El dato, correspondiente al tercer trimestre, supera en casi 24 puntos porcentuales la tasa general de informalidad, lo que evidencia un impacto más fuerte en las nuevas generaciones. El estudio, coordinado por los especialistas Roxana Maurizio y Luis Beccaria, advierte que si bien la precarización atraviesa a todo el mercado laboral, golpea con mayor intensidad a los jóvenes.
En otros grupos etarios también se registran niveles elevados: entre los mayores de 65 años, la informalidad alcanza el 57,8%. En cambio, los trabajadores de entre 25 y 44 años presentan una tasa del 42,2%, mientras que el grupo de 45 a 64 años registra el nivel más bajo, con un 34,2%.

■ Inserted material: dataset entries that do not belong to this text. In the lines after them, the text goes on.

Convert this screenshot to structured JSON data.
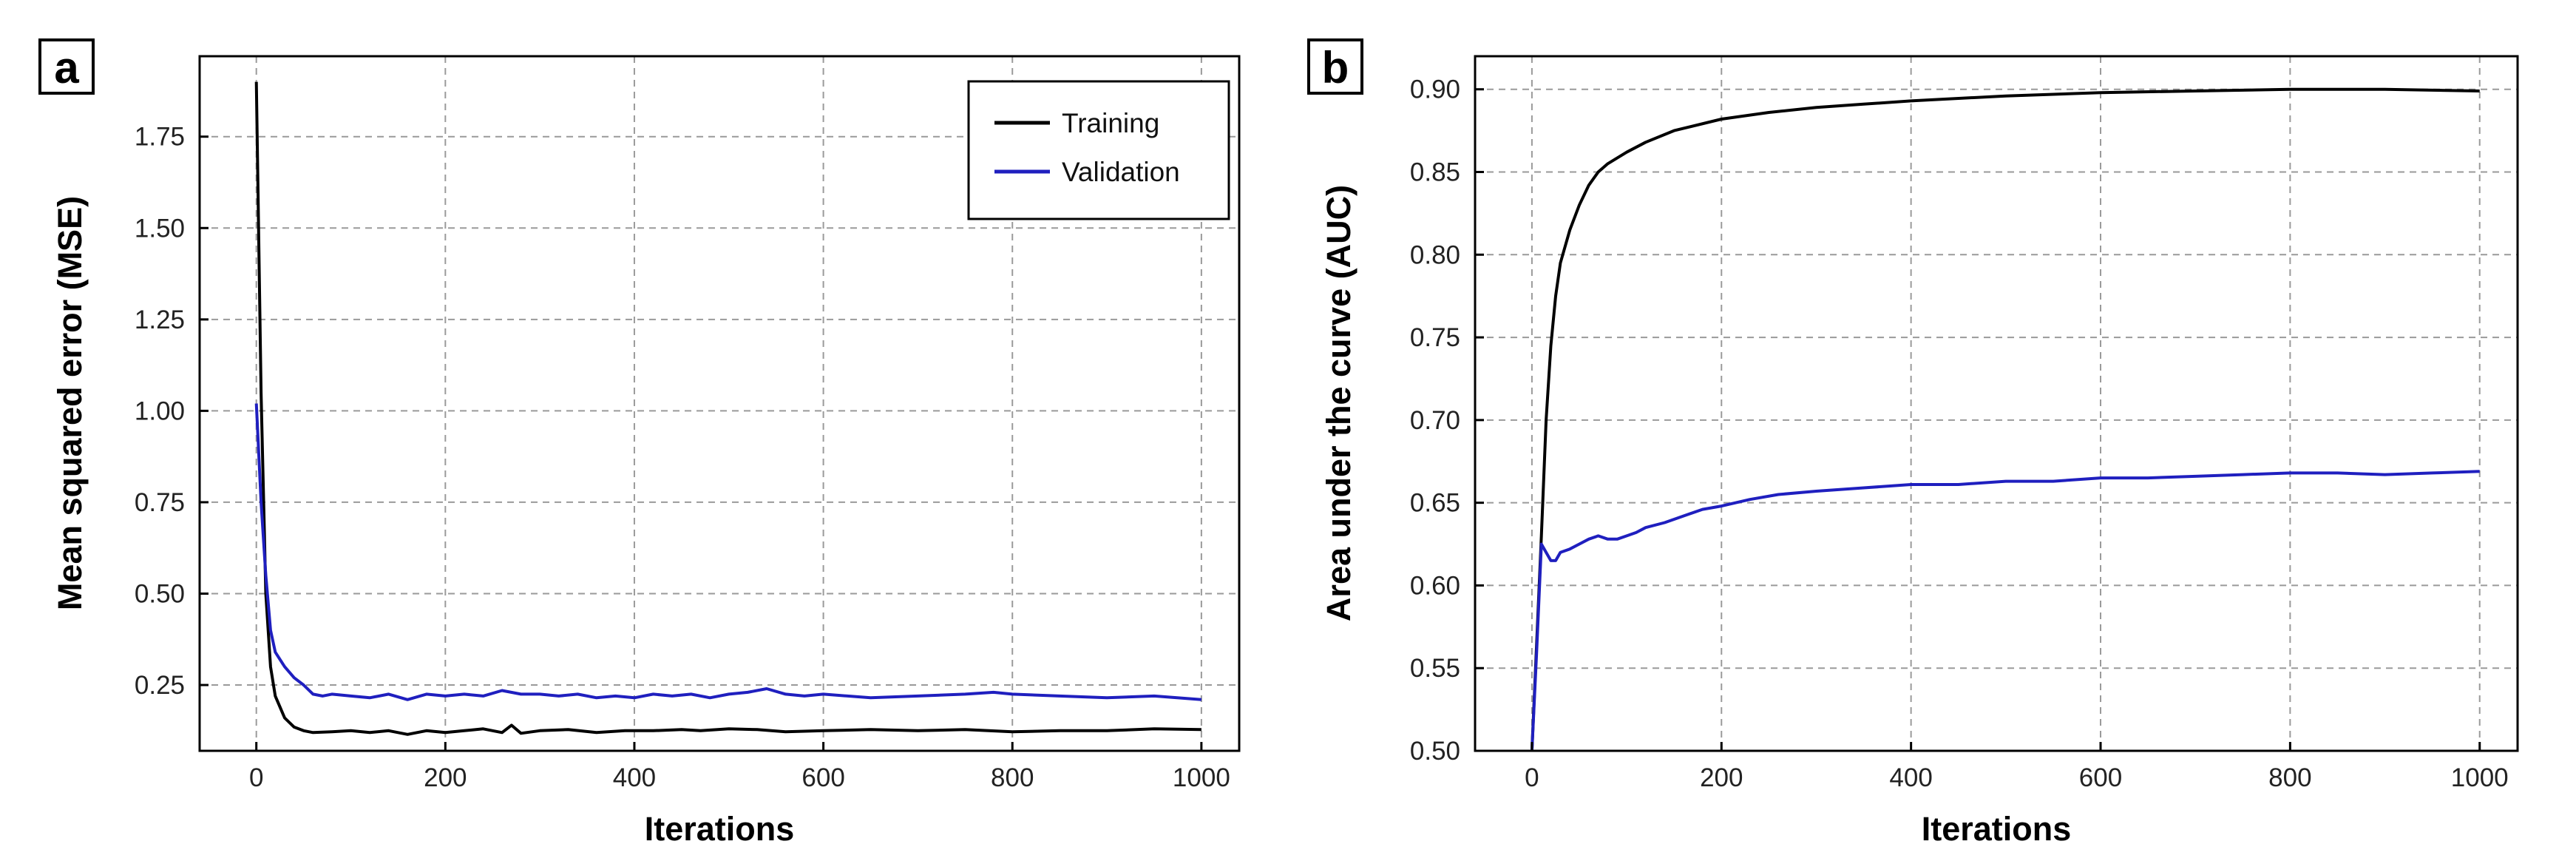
{
  "chart_data": [
    {
      "panel": "a",
      "type": "line",
      "title": "",
      "xlabel": "Iterations",
      "ylabel": "Mean squared error (MSE)",
      "xlim": [
        -60,
        1040
      ],
      "ylim": [
        0.07,
        1.97
      ],
      "xticks": [
        0,
        200,
        400,
        600,
        800,
        1000
      ],
      "xtick_labels": [
        "0",
        "200",
        "400",
        "600",
        "800",
        "1000"
      ],
      "yticks": [
        0.25,
        0.5,
        0.75,
        1.0,
        1.25,
        1.5,
        1.75
      ],
      "ytick_labels": [
        "0.25",
        "0.50",
        "0.75",
        "1.00",
        "1.25",
        "1.50",
        "1.75"
      ],
      "grid": true,
      "legend_position": "top-right",
      "series": [
        {
          "name": "Training",
          "color": "#000000",
          "x": [
            0,
            5,
            10,
            15,
            20,
            30,
            40,
            50,
            60,
            80,
            100,
            120,
            140,
            160,
            180,
            200,
            220,
            240,
            260,
            270,
            280,
            300,
            330,
            360,
            390,
            420,
            450,
            470,
            500,
            530,
            560,
            600,
            650,
            700,
            750,
            800,
            850,
            900,
            950,
            1000
          ],
          "y": [
            1.9,
            1.05,
            0.5,
            0.3,
            0.22,
            0.16,
            0.135,
            0.125,
            0.12,
            0.122,
            0.125,
            0.12,
            0.125,
            0.115,
            0.125,
            0.12,
            0.125,
            0.13,
            0.12,
            0.14,
            0.118,
            0.125,
            0.128,
            0.12,
            0.125,
            0.125,
            0.128,
            0.125,
            0.13,
            0.128,
            0.122,
            0.125,
            0.128,
            0.125,
            0.128,
            0.122,
            0.125,
            0.125,
            0.13,
            0.128
          ]
        },
        {
          "name": "Validation",
          "color": "#1f1fbf",
          "x": [
            0,
            5,
            10,
            15,
            20,
            30,
            40,
            50,
            60,
            70,
            80,
            100,
            120,
            140,
            160,
            180,
            200,
            220,
            240,
            260,
            280,
            300,
            320,
            340,
            360,
            380,
            400,
            420,
            440,
            460,
            480,
            500,
            520,
            540,
            560,
            580,
            600,
            650,
            700,
            750,
            780,
            800,
            850,
            900,
            950,
            1000
          ],
          "y": [
            1.02,
            0.75,
            0.55,
            0.4,
            0.34,
            0.3,
            0.27,
            0.25,
            0.225,
            0.22,
            0.225,
            0.22,
            0.215,
            0.225,
            0.21,
            0.225,
            0.22,
            0.225,
            0.22,
            0.235,
            0.225,
            0.225,
            0.22,
            0.225,
            0.215,
            0.22,
            0.215,
            0.225,
            0.22,
            0.225,
            0.215,
            0.225,
            0.23,
            0.24,
            0.225,
            0.22,
            0.225,
            0.215,
            0.22,
            0.225,
            0.23,
            0.225,
            0.22,
            0.215,
            0.22,
            0.21
          ]
        }
      ]
    },
    {
      "panel": "b",
      "type": "line",
      "title": "",
      "xlabel": "Iterations",
      "ylabel": "Area under the curve (AUC)",
      "xlim": [
        -60,
        1040
      ],
      "ylim": [
        0.5,
        0.92
      ],
      "xticks": [
        0,
        200,
        400,
        600,
        800,
        1000
      ],
      "xtick_labels": [
        "0",
        "200",
        "400",
        "600",
        "800",
        "1000"
      ],
      "yticks": [
        0.5,
        0.55,
        0.6,
        0.65,
        0.7,
        0.75,
        0.8,
        0.85,
        0.9
      ],
      "ytick_labels": [
        "0.50",
        "0.55",
        "0.60",
        "0.65",
        "0.70",
        "0.75",
        "0.80",
        "0.85",
        "0.90"
      ],
      "grid": true,
      "series": [
        {
          "name": "Training",
          "color": "#000000",
          "x": [
            0,
            5,
            10,
            15,
            20,
            25,
            30,
            40,
            50,
            60,
            70,
            80,
            100,
            120,
            150,
            200,
            250,
            300,
            350,
            400,
            500,
            600,
            700,
            800,
            900,
            1000
          ],
          "y": [
            0.5,
            0.565,
            0.63,
            0.7,
            0.745,
            0.775,
            0.795,
            0.815,
            0.83,
            0.842,
            0.85,
            0.855,
            0.862,
            0.868,
            0.875,
            0.882,
            0.886,
            0.889,
            0.891,
            0.893,
            0.896,
            0.898,
            0.899,
            0.9,
            0.9,
            0.899
          ]
        },
        {
          "name": "Validation",
          "color": "#1f1fbf",
          "x": [
            0,
            5,
            10,
            15,
            20,
            25,
            30,
            40,
            50,
            60,
            70,
            80,
            90,
            100,
            110,
            120,
            140,
            160,
            180,
            200,
            230,
            260,
            300,
            350,
            400,
            450,
            500,
            550,
            600,
            650,
            700,
            750,
            800,
            850,
            900,
            950,
            1000
          ],
          "y": [
            0.5,
            0.56,
            0.625,
            0.62,
            0.615,
            0.615,
            0.62,
            0.622,
            0.625,
            0.628,
            0.63,
            0.628,
            0.628,
            0.63,
            0.632,
            0.635,
            0.638,
            0.642,
            0.646,
            0.648,
            0.652,
            0.655,
            0.657,
            0.659,
            0.661,
            0.661,
            0.663,
            0.663,
            0.665,
            0.665,
            0.666,
            0.667,
            0.668,
            0.668,
            0.667,
            0.668,
            0.669
          ]
        }
      ]
    }
  ]
}
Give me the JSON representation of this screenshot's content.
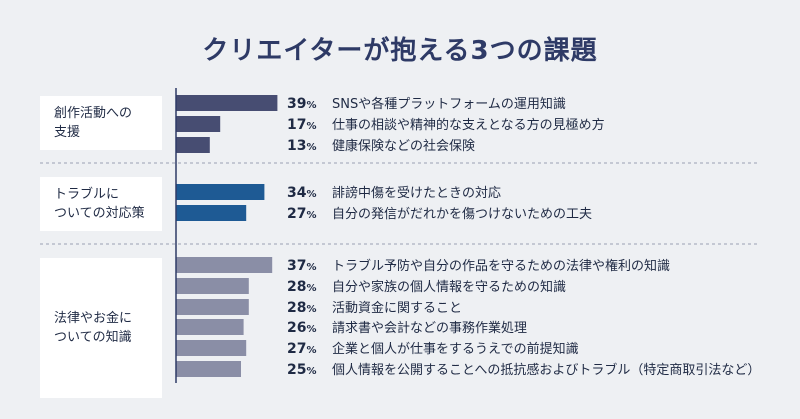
{
  "title": "クリエイターが抱える3つの課題",
  "chart_data": {
    "type": "bar",
    "orientation": "horizontal",
    "unit": "%",
    "xlim": [
      0,
      100
    ],
    "grid": false,
    "groups": [
      {
        "name": "創作活動への\n支援",
        "color": "#474d72",
        "items": [
          {
            "label": "SNSや各種プラットフォームの運用知識",
            "value": 39
          },
          {
            "label": "仕事の相談や精神的な支えとなる方の見極め方",
            "value": 17
          },
          {
            "label": "健康保険などの社会保険",
            "value": 13
          }
        ]
      },
      {
        "name": "トラブルに\nついての対応策",
        "color": "#1e5a94",
        "items": [
          {
            "label": "誹謗中傷を受けたときの対応",
            "value": 34
          },
          {
            "label": "自分の発信がだれかを傷つけないための工夫",
            "value": 27
          }
        ]
      },
      {
        "name": "法律やお金に\nついての知識",
        "color": "#8a8ea6",
        "items": [
          {
            "label": "トラブル予防や自分の作品を守るための法律や権利の知識",
            "value": 37
          },
          {
            "label": "自分や家族の個人情報を守るための知識",
            "value": 28
          },
          {
            "label": "活動資金に関すること",
            "value": 28
          },
          {
            "label": "請求書や会計などの事務作業処理",
            "value": 26
          },
          {
            "label": "企業と個人が仕事をするうえでの前提知識",
            "value": 27
          },
          {
            "label": "個人情報を公開することへの抵抗感およびトラブル（特定商取引法など）",
            "value": 25
          }
        ]
      }
    ]
  }
}
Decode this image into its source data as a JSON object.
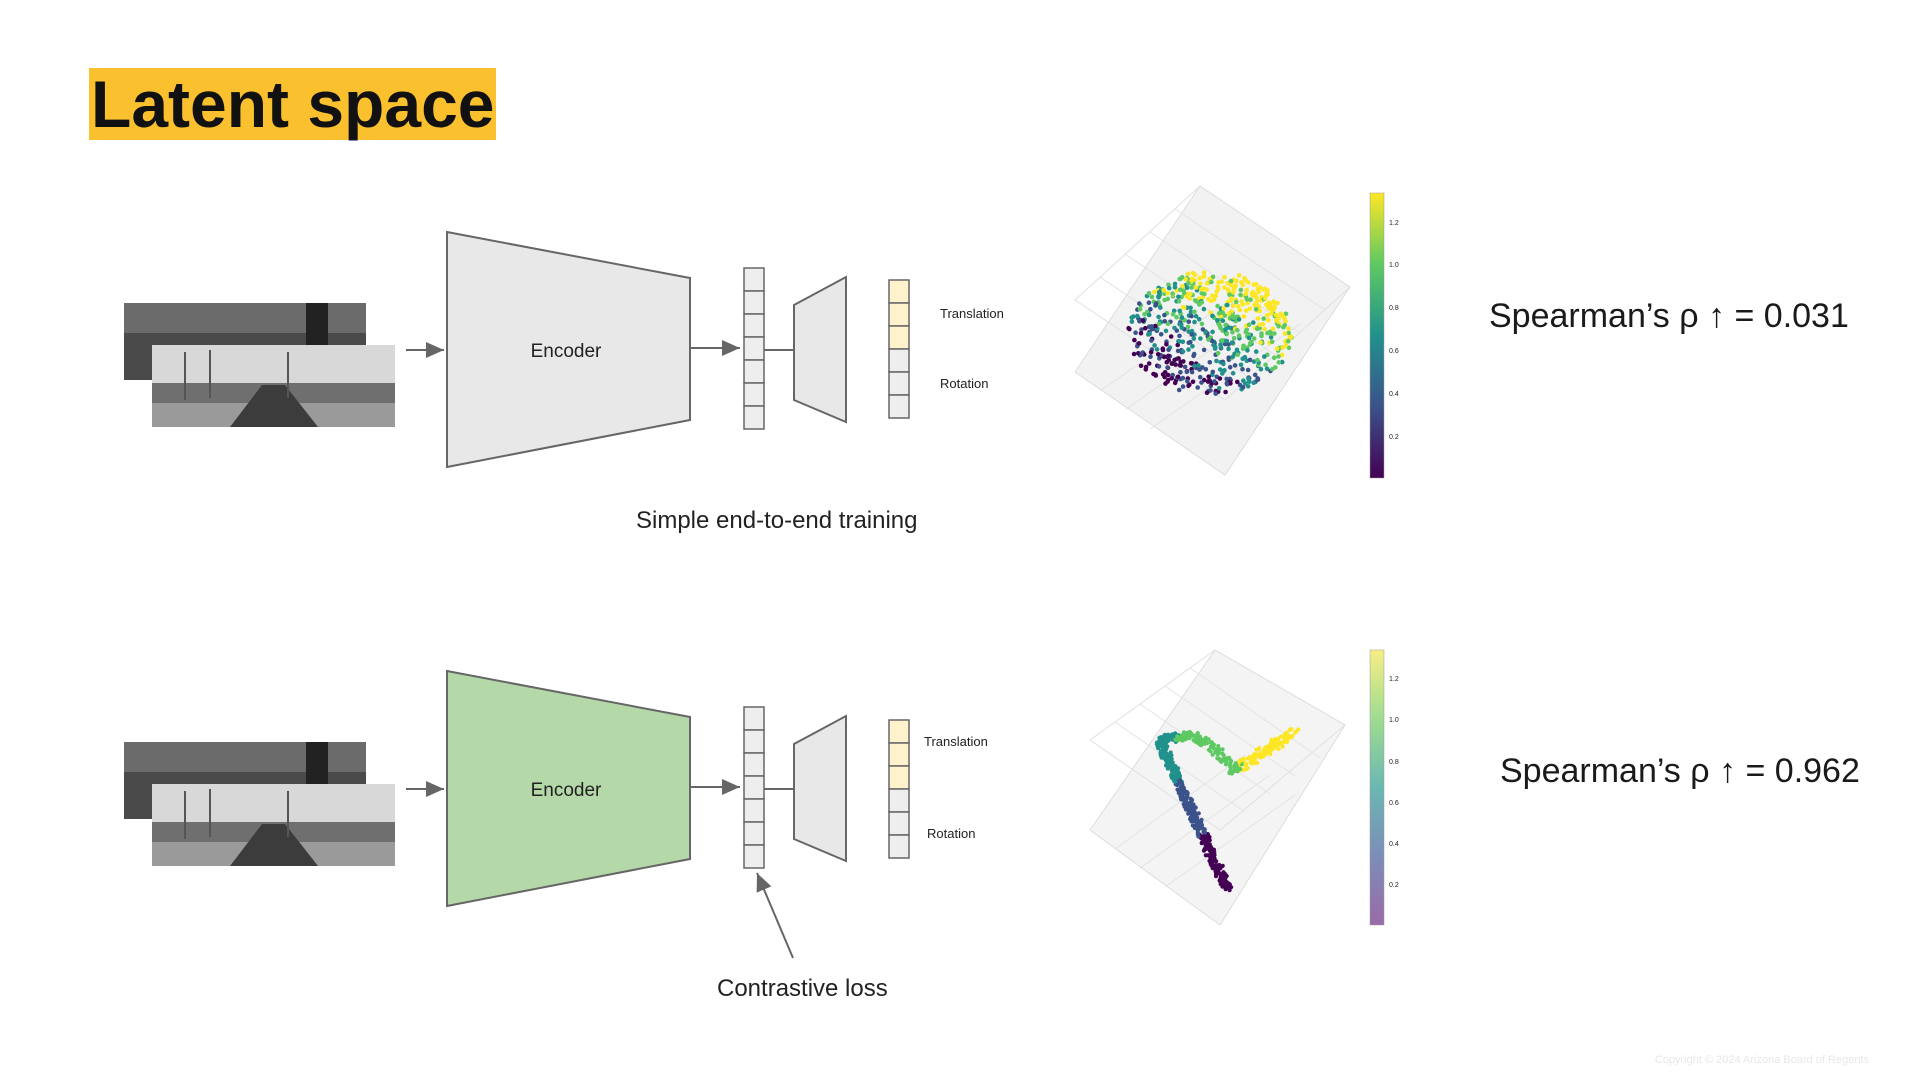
{
  "slide": {
    "title": "Latent space",
    "copyright": "Copyright © 2024 Arizona Board of Regents"
  },
  "rows": [
    {
      "encoder_label": "Encoder",
      "encoder_color": "#e8e8e8",
      "translation_label": "Translation",
      "rotation_label": "Rotation",
      "caption": "Simple end-to-end training",
      "metric": "Spearman’s ρ ↑ = 0.031",
      "colorbar_ticks": [
        "1.2",
        "1.0",
        "0.8",
        "0.6",
        "0.4",
        "0.2"
      ],
      "colormap": "viridis",
      "scatter_shape": "diffuse-cloud"
    },
    {
      "encoder_label": "Encoder",
      "encoder_color": "#b5d8a8",
      "translation_label": "Translation",
      "rotation_label": "Rotation",
      "caption": "Contrastive loss",
      "metric": "Spearman’s ρ ↑ = 0.962",
      "colorbar_ticks": [
        "1.2",
        "1.0",
        "0.8",
        "0.6",
        "0.4",
        "0.2"
      ],
      "colormap": "viridis-faded",
      "scatter_shape": "smooth-curve"
    }
  ],
  "colors": {
    "title_highlight": "#fbc02d",
    "output_highlight": "#fff2cc",
    "latent_box": "#eeeeee",
    "arrow": "#666666"
  }
}
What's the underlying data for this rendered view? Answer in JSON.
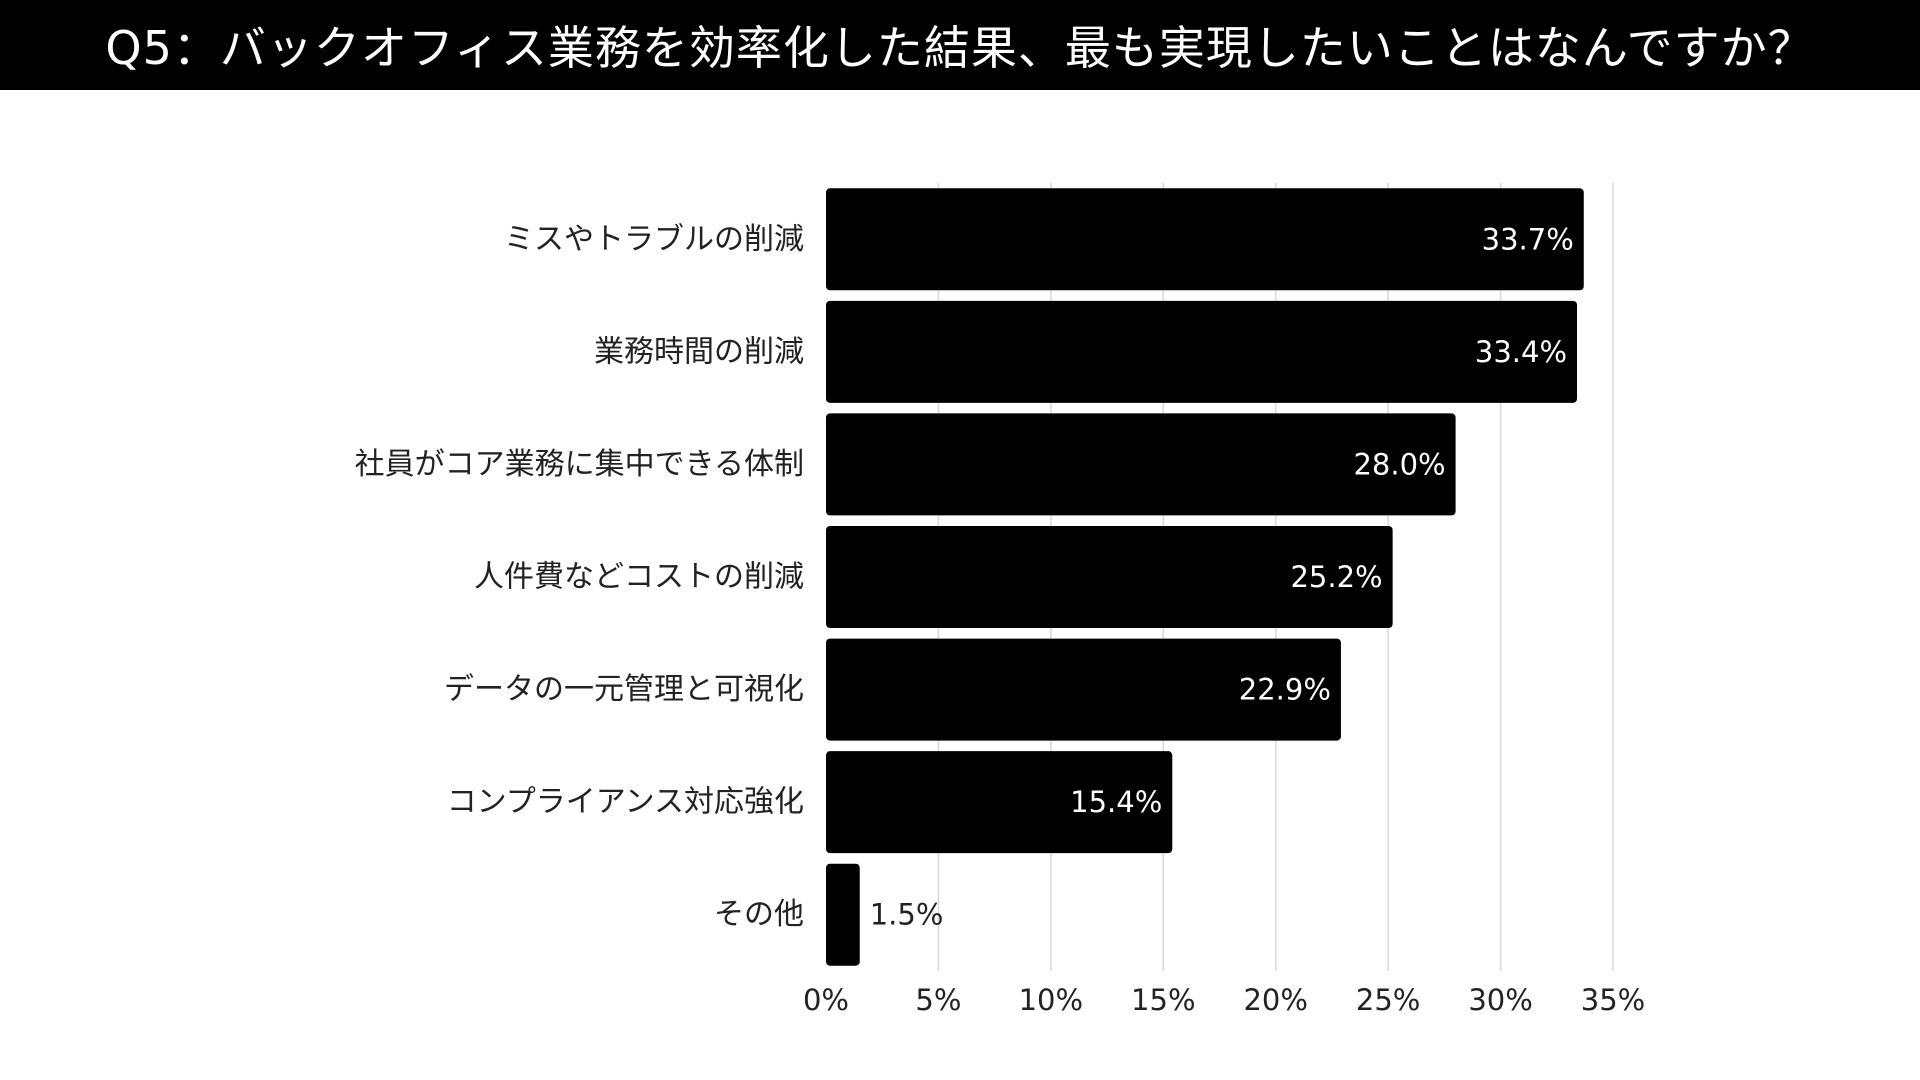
{
  "title": "Q5：バックオフィス業務を効率化した結果、最も実現したいことはなんですか？",
  "colors": {
    "bar": "#000000",
    "title_bg": "#000000",
    "title_text": "#ffffff",
    "grid": "#d9d9d9"
  },
  "chart_data": {
    "type": "bar",
    "orientation": "horizontal",
    "categories": [
      "ミスやトラブルの削減",
      "業務時間の削減",
      "社員がコア業務に集中できる体制",
      "人件費などコストの削減",
      "データの一元管理と可視化",
      "コンプライアンス対応強化",
      "その他"
    ],
    "values": [
      33.7,
      33.4,
      28.0,
      25.2,
      22.9,
      15.4,
      1.5
    ],
    "value_labels": [
      "33.7%",
      "33.4%",
      "28.0%",
      "25.2%",
      "22.9%",
      "15.4%",
      "1.5%"
    ],
    "xlim": [
      0,
      35
    ],
    "xticks": [
      0,
      5,
      10,
      15,
      20,
      25,
      30,
      35
    ],
    "xtick_labels": [
      "0%",
      "5%",
      "10%",
      "15%",
      "20%",
      "25%",
      "30%",
      "35%"
    ],
    "grid": true,
    "legend": "none"
  }
}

El informe señala además que este no es un fenómeno nuevo. Desde hace al menos 17 años, la informalidad juvenil se mantiene en niveles altos, con cifras similares a las registradas en 2008. En un contexto regional, Argentina se ubica en el cuarto lugar en informalidad entre nueve países de América Latina, por detrás de Chile, Brasil y Costa Rica.
Los datos se suman a un escenario laboral complejo. Según el INDEC, la desocupación alcanzó el 7,5% en el último trimestre de 2025. En paralelo, la informalidad total llegó al 43%, lo que implica que más de 4 de cada 10 trabajadores no cuenta con aportes, cobertura legal ni acceso a derechos básicos.
El impacto de esta situación va más allá del empleo. El informe advierte que el 32% de los trabajadores informales vive en hogares pobres, mientras que un 27% se encuentra en situación de vulnerabilidad. Así, la inserción laboral de los jóvenes continúa marcada por la precariedad, en un escenario que plantea desafíos estructurales para el presente y el futuro del trabajo en el país.